Le lilas des Indes type forme un petit arbre élégant et naturellement assez régulier, ne nécessitant pas de taille. Le feuillage est caduc mais la silhouette hivernale est agréable, d’autant plus que l’écorce se desquame joliment et peut révéler des tons ivoire ou cannelle. La croissance du Lagerstroemia est lente, surtout les premières années, et il faut plusieurs années pour avoir un beau spécimen. En revanche, cette lenteur est une qualité dans certaines situations. Pour un petit arbre de position dans un jardin de ville ou dans un patio c’est un excellent choix qui ne nécessitera pas d’entretien et ne risque pas de dépasser l’espace qui lui est assigné.

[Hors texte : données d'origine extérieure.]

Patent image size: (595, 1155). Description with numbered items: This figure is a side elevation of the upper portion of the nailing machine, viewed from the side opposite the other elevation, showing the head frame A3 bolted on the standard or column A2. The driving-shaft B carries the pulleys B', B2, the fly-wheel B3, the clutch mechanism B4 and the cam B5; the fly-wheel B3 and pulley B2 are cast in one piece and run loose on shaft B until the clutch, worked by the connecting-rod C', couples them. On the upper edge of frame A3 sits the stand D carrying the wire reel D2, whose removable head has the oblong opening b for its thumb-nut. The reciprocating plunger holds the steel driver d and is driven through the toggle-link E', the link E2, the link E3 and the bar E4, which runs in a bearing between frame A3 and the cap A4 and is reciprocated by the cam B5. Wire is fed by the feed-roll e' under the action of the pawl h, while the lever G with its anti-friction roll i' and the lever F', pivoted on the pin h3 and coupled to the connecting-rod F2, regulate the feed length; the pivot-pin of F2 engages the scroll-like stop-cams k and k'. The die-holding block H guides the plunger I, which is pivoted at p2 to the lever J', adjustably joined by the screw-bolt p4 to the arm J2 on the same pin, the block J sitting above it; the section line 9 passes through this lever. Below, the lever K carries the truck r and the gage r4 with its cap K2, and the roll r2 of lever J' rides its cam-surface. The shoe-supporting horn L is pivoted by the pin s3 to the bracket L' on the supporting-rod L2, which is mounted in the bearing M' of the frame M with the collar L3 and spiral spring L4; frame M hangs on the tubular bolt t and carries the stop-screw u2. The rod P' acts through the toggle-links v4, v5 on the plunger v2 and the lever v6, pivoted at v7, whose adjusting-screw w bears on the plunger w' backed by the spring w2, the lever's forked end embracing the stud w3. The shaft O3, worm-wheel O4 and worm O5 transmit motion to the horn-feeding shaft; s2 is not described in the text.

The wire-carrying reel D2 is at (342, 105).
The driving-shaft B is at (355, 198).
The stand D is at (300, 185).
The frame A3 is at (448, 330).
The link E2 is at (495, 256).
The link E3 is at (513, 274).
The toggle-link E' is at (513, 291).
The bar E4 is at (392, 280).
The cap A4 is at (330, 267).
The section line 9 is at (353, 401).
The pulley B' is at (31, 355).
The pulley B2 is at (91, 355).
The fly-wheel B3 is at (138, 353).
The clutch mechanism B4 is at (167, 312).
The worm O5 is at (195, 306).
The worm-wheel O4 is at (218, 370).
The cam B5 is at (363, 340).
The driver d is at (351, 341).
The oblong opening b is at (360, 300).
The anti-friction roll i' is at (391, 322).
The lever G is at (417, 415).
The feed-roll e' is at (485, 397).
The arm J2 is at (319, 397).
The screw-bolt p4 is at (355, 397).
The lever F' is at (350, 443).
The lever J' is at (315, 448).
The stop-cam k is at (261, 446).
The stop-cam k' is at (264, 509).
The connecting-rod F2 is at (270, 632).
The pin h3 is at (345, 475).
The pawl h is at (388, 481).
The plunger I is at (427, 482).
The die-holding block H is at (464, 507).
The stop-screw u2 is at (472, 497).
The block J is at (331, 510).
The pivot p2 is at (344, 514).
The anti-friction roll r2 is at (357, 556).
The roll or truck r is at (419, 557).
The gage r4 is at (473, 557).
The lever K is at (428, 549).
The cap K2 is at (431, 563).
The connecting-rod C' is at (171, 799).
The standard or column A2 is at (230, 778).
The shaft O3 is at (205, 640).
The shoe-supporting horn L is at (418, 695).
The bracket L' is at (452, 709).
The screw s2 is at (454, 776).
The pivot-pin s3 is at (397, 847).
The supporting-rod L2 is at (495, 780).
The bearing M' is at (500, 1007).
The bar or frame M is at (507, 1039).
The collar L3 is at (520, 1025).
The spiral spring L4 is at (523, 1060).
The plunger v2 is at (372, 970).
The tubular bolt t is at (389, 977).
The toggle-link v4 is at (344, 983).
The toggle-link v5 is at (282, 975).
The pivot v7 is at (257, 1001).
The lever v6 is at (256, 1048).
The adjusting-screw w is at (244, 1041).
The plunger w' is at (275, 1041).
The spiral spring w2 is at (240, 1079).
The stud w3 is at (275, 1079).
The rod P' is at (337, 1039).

Le feuillage débourre tard au printemps, pouvant même attendre le mois de mai si le temps est froid. On peut s’impatienter et croire que sa plante n’a pas résisté à l’hiver mais en réalité cette caractéristique protège la plante des gelées tardives. Beaucoup de nouvelles variétés ont été sélectionnées pour leur feuillage luisant et pouvant prendre des teintes sombres, comme ici chez ‘Sioux, ‘Victoria’ et ‘Ebony Flame’, noir d’ébène. La coloration automnale passe par les tonalités jaunes, oranges et rouges.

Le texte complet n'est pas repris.